A sweet and tangy cranberry chutney bursting with warm spices, served with toasted bread for a festive and flavorful appetizer or side dish.
Author:Emma Harper
Prep Time:10 minutes
Cook Time:20 minutes
Total Time:30 minutes
Yield:8 servings 1x
Category:Appetizer
Method:Simmering and Baking
Cuisine:American
Diet:Vegan
Ingredients
Scale
2 cups fresh or frozen cranberries
1/2 cup orange juice
1/2 cup brown sugar
1/4 cup apple cider vinegar
1 small apple, peeled and finely chopped
1/4 cup raisins or dried cranberries
1/2 teaspoon ground cinnamon
1/4 teaspoon ground ginger
1/8 teaspoon ground cloves
1/8 teaspoon salt
1 baguette or rustic bread, sliced
2 tablespoons olive oil (for brushing bread)
Instructions
In a saucepan, combine cranberries, orange juice, brown sugar, vinegar, apple, raisins, cinnamon, ginger, cloves, and salt.
Bring to a boil over medium-high heat, then reduce heat and simmer for 15–20 minutes, stirring occasionally, until cranberries burst and mixture thickens.
Remove from heat and let cool to room temperature. Chutney will continue to thicken as it cools.
Meanwhile, preheat oven to 375°F (190°C).

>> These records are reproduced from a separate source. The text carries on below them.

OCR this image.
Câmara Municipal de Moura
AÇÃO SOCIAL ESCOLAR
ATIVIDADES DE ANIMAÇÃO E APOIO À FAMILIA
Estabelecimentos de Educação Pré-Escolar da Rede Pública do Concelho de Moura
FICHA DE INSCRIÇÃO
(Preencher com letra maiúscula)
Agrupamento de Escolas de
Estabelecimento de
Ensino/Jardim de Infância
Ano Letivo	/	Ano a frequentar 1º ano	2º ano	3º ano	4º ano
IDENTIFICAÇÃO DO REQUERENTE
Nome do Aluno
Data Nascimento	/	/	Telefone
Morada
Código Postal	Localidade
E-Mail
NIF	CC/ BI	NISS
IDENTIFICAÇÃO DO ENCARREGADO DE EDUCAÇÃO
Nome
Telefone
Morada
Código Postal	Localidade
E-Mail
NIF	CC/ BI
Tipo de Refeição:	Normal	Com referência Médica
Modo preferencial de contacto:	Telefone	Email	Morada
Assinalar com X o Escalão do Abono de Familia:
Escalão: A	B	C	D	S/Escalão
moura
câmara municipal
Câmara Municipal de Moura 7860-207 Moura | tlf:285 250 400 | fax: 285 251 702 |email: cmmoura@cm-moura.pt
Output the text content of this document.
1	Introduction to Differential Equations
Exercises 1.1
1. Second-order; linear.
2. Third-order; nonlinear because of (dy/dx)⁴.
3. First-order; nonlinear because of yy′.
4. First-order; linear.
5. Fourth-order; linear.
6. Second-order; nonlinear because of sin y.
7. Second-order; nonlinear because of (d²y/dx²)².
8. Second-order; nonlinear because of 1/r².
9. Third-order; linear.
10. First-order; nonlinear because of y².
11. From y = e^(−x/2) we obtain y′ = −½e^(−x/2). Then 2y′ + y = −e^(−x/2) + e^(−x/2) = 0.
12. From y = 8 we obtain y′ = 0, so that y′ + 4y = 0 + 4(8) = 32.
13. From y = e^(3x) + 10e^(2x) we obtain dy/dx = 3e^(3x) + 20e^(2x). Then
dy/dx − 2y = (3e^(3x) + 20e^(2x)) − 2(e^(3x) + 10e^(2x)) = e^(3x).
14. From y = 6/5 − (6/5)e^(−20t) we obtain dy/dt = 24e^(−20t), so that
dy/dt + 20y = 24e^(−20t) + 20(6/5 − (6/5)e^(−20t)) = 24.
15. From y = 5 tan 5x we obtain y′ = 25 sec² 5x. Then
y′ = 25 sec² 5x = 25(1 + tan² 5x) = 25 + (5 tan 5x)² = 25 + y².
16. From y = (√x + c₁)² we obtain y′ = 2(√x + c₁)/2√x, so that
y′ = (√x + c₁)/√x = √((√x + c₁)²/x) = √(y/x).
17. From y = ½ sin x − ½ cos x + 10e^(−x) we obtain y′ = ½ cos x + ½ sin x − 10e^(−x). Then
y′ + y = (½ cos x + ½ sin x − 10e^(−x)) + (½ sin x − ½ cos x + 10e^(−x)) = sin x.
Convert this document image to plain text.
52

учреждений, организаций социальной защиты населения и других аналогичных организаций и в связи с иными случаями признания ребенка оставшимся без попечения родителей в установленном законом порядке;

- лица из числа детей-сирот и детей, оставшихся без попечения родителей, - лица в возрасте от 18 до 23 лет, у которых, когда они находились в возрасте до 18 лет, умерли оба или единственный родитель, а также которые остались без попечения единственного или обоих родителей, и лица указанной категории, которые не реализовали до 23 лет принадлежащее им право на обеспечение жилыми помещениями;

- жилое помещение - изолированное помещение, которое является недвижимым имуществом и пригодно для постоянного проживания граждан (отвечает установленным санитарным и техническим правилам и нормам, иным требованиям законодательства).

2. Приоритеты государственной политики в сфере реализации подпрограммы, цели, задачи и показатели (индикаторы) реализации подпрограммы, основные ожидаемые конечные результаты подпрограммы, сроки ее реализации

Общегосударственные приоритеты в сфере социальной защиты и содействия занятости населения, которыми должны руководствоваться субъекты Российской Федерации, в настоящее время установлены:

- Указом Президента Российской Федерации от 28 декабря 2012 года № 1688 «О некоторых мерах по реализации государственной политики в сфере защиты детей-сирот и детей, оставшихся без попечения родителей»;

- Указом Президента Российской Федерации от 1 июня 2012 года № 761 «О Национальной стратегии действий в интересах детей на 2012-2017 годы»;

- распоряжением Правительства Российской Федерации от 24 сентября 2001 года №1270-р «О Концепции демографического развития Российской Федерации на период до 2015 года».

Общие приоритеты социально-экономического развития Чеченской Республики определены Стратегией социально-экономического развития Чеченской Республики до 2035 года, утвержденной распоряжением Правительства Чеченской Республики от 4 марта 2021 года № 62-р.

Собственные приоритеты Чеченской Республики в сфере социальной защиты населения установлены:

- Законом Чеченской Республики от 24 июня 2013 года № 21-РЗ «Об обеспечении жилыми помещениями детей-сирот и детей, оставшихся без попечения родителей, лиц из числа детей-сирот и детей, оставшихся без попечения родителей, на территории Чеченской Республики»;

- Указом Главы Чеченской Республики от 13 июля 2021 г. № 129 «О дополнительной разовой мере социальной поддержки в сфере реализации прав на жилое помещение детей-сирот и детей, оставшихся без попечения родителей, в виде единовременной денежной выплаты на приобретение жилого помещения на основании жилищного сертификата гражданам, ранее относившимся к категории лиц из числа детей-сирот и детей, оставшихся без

Arrange bread slices on a baking sheet and brush lightly with olive oil.
Toast bread in the oven for 8–10 minutes, or until golden and crisp.
Serve chutney at room temperature with toasted bread slices.
Notes
Chutney can be made up to a week ahead and stored in the fridge.
Excellent paired with cheese, roasted meats, or holiday leftovers.
Try adding chopped nuts or fresh herbs for extra texture and flavor.